APANAHEIM, Calif. - Even with his teams’ storied collapses, Gene Mauch left an indelible imprint on baseball.
Mauch, who won 1,901 games during 26 years as a major league manager, died Monday after a lengthy battle with cancer, the Los Angeles Angels said. He was 79.
Known as “the little general” for his intricate game strategies and no-nonsense dealings with players, Mauch was regarded as one of baseball’s top innovators.
He still gained far more notoriety for his teams’ historic failures.
“If it’s true you learn from adversity, I must be the smartest (guy) in the world,” Mauch once said.
He died at Eisenhower Medical Center in Rancho Mirage, Calif., the desert resort area where he had lived since retiring.
A big league skipper with California, Philadelphia, Montreal and Minnesota, Mauch was the National League manager of the year three times. He is sixth in baseball history with 3,938 games managed, and 11th on the career victories list.
“When you played against him he looked like a robot, but when you got to know him you learned how passionate he was about the game,” New York Yankees manager Joe Torre said Monday. “He was a very classy, very generous, very caring man.”
Mauch is forever linked to dramatic collapses. He was manager of the Philadelphia Phillies in 1964 when they led the NL by 6½ games with 12 games remaining, but lost 10 in a row — and the pennant — to the St. Louis Cardinals.
“He carries the burden of the ’64 Phillies, but if it wasn’t for Gene’s managing, we would have never been in position to win the thing,” Phillies vice president of public relations Larry Shenk said.

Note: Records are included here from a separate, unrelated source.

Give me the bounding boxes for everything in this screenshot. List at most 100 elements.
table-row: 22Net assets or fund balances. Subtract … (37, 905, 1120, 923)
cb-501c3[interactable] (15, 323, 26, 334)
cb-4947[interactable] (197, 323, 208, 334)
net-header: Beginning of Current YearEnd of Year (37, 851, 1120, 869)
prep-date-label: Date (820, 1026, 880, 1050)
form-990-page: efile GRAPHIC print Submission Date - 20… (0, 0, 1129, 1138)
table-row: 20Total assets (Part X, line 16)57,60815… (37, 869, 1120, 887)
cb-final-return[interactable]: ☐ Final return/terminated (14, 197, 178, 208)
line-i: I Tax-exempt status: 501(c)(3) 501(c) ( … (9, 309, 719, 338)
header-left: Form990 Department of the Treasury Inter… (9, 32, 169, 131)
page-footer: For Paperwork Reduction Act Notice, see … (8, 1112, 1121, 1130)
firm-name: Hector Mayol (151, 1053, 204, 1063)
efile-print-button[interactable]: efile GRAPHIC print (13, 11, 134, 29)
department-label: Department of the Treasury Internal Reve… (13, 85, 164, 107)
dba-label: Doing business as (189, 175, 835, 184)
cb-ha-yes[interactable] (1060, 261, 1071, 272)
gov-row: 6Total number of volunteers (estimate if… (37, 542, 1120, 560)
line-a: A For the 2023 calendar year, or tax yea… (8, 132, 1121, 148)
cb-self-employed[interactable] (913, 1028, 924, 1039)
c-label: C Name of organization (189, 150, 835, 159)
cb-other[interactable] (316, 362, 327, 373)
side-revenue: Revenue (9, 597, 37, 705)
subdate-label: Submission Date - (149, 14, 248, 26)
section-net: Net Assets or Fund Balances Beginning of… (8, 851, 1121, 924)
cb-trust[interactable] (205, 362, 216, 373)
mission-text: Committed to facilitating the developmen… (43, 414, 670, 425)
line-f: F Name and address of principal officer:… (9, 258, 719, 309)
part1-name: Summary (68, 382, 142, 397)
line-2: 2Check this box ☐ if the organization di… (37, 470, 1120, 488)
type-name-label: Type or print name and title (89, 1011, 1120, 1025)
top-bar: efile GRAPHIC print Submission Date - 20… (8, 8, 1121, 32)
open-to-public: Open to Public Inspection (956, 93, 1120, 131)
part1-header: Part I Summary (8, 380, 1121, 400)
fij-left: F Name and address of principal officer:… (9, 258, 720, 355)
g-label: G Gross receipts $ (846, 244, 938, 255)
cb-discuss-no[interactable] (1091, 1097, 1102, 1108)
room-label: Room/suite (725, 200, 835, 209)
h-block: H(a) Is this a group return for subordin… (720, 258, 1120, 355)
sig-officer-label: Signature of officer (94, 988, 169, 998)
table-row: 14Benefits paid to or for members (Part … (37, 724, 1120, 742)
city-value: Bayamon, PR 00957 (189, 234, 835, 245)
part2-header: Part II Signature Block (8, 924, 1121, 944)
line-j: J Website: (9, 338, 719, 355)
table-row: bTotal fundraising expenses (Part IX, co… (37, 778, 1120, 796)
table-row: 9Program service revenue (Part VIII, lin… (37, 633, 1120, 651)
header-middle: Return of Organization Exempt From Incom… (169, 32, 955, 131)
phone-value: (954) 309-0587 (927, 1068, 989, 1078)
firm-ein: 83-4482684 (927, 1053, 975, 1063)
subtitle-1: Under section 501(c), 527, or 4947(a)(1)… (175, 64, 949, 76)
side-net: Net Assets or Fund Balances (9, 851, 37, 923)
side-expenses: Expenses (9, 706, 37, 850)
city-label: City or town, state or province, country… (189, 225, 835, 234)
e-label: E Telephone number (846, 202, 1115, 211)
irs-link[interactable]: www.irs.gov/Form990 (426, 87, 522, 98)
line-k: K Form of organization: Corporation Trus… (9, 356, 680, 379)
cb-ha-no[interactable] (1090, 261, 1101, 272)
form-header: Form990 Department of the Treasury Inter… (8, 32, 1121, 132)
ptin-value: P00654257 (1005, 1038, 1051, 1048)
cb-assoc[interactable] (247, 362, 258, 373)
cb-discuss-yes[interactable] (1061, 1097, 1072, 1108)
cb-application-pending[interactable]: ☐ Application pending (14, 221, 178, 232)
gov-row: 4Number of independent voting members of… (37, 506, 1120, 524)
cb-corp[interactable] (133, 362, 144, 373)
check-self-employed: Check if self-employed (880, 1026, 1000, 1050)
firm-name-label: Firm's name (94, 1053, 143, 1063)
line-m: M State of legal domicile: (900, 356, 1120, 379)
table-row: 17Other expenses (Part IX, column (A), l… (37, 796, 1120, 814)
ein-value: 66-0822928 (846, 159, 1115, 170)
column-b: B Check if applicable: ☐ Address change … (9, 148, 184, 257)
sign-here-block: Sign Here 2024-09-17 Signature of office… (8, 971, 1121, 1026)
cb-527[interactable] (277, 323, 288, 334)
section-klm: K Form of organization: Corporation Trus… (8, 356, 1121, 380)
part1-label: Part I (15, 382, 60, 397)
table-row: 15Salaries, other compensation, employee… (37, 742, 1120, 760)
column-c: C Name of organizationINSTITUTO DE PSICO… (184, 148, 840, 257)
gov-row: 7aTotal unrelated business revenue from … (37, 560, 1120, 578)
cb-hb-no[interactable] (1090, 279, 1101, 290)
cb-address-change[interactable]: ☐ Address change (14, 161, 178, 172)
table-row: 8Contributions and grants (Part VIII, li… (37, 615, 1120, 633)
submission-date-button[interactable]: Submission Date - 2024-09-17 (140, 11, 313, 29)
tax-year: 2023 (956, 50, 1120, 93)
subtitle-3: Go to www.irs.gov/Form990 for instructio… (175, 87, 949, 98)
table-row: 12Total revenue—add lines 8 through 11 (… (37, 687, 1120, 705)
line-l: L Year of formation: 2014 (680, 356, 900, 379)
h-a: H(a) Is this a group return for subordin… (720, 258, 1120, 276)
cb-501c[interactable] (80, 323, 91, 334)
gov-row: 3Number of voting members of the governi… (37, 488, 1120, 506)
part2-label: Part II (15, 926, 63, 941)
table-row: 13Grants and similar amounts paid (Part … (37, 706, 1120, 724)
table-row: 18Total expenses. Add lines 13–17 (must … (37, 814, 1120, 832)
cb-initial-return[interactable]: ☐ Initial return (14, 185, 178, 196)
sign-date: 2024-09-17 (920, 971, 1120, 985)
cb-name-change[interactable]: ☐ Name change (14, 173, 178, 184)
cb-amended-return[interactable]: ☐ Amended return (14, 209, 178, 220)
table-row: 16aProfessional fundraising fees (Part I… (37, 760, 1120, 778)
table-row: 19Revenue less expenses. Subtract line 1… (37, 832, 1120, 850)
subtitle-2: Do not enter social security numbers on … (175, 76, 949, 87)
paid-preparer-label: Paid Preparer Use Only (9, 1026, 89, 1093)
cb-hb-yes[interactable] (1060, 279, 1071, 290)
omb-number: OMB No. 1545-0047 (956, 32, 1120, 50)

Mauch managed the California Angels in 1986 when they were within one out of advancing to their first World Series before they blew a three-run lead to Boston in Game 5 of the ALCS. The Red Sox won that game and the next two to win the series.
He also managed the 1982 Angels, who won the first two games in the best-of-five ALCS against Milwaukee before losing the final three.
“I don’t think history will be as fair to him as it should be,” said Tim Mead, the Angels’ vice president of communications and a member of the organization since 1979. “He was brilliant. Gene Mauch could put together a game just by looking at the box score.”
Bobby Wine, who played 12 seasons under Mauch in Philadelphia, said Mauch was a master at thinking ahead.
“I don’t know of a better strategist. He knew the rules better than umpires,” Wine said. “One time, Jim Bunning was having trouble with a baseball. The umpires wouldn’t give him a new one.
“Gene came out to the mound, dropped the ball on the ground and spiked it with his shoes. Bunning got a new baseball.”
Mauch was one of the first managers to use double switches.
“I was playing shortstop and Gene came out to take out the pitcher,” Wine recalled. “He told me I was out of the game, too. I said, ’Why me? I didn’t give up the home run.’
“It was the first time I was involved in a double switch.”
Dallas Green said: “He was so far ahead of everyone and knew the rules better than anyone and used that to his advantage. He respected the game very much and taught all of us how to play good, sound, fundamental baseball.”